Casino Hille hat geschrieben: 7. Februar 2024 15:10
eigentlich guten Regisseur
Ich überlege, ob ich das nicht zurücknehme. Habe mir heute nochmal den ersten "Kingsman" angeschaut, den ich aus der Erinnerung heraus vor fünf oder sechs Jahren mit 5/10 bewertet hätte, was deutlich zu hoch gewesen ist. Es ist unglaublich, wie sehr dieser Film sich konstant selbstbeweihräuchert, "anders als andere Agentenfilme zu sein", dabei ist das vermeintlich "Ausgeflippte" an Vaughns Roger-Moore-Bond-Hommage nur kalkuliert, nie authentisch. Angeblich wollte er mit diesem Film ja die Leichtigkeit zurück ins Agentenkino bringen, und glaubt man einigen "Kingsman"-Fans, hat er das ja auch geschafft, aber ich erkenne da nur einen sehr zynischen und in seinem Menschenbild bösartigen und verachtenden Film.

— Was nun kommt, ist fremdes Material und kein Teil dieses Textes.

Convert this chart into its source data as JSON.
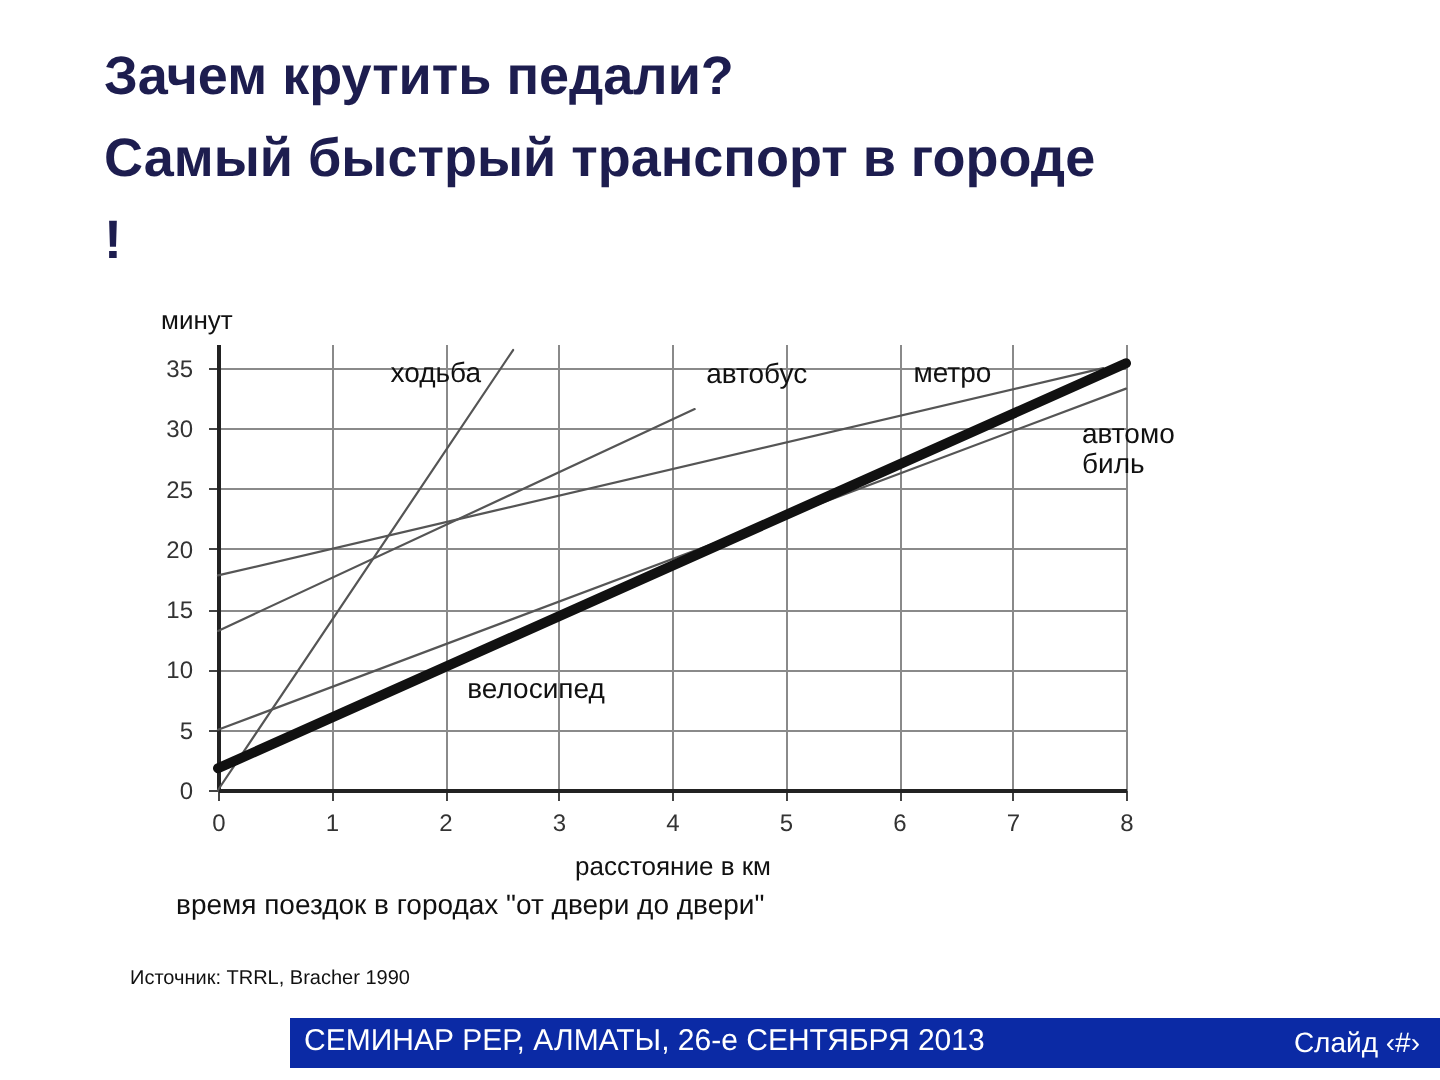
{
  "chart_data": {
    "type": "line",
    "title": "Зачем крутить педали?\nСамый быстрый транспорт в городе\n!",
    "xlabel": "расстояние в км",
    "ylabel": "минут",
    "xlim": [
      0,
      8
    ],
    "ylim": [
      0,
      37
    ],
    "xticks": [
      0,
      1,
      2,
      3,
      4,
      5,
      6,
      7,
      8
    ],
    "yticks": [
      0,
      5,
      10,
      15,
      20,
      25,
      30,
      35
    ],
    "grid": true,
    "series": [
      {
        "name": "ходьба",
        "color": "#555555",
        "x": [
          0,
          2.6
        ],
        "values": [
          0,
          36.5
        ]
      },
      {
        "name": "автобус",
        "color": "#555555",
        "x": [
          0,
          4.2
        ],
        "values": [
          13.2,
          31.6
        ]
      },
      {
        "name": "метро",
        "color": "#555555",
        "x": [
          0,
          7.8
        ],
        "values": [
          17.8,
          35
        ]
      },
      {
        "name": "автомо\nбиль",
        "color": "#555555",
        "x": [
          0,
          8
        ],
        "values": [
          5,
          33.3
        ]
      },
      {
        "name": "велосипед",
        "color": "#111111",
        "x": [
          0,
          8
        ],
        "values": [
          1.8,
          35.4
        ]
      }
    ],
    "annotations": [
      "время поездок в городах \"от двери до двери\"",
      "Источник: TRRL, Bracher 1990",
      "СЕМИНАР РЕР, АЛМАТЫ, 26-е СЕНТЯБРЯ 2013",
      "Слайд ‹#›"
    ]
  }
}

Die viel gelobte Kirchenszene etwa mag eine handwerklich exzellent inszenierte Actionsequenz sein, ich würde dies nie in Abrede stellen, sie ist aber tonal für mich ein vollkommenes Desaster. Eigentlich soll hier ja gezeigt werden, wie Gentleman-Agent Colin Firth, die moralische Instanz der Handlung, durch das Hypnose-MacGuffin-Bullshitteil des Bösewichts alle Hemmungen fallen lässt und mittels seiner Fähigkeiten zur erbarmungslosen Tötungsmaschine wird. Und es wäre auch durchaus okay, dass dann so "cool" mit wild drehender Kamera und Lynyrd Skynyrd unterlegt zu inszenieren, wenn es dadurch wenigstens den Schockeffekt erhöhen würde -> man denke nur an 'Stuck in the Middle with You' in "Reservoir Dogs". Aber das findet in der Szene nicht statt. Eher zeigt Vaughn vorher, dass es sich bei den Menschen in der Kirche um irgendwelche Redneck-Amis handelt, die es daher ja verdient haben, jetzt auf die grausamst mögliche Art abgeschlachtet zu werden. Die Brutalität ist nicht schockierend gemeint oder auch nur als Bruch mit dem vorherigen 007-esken Ton: Es dient einzig zur Belustigung. "Haha, schaut mal, die doofen reaktionären Spinner, wie sie alle lustig massakriert werden."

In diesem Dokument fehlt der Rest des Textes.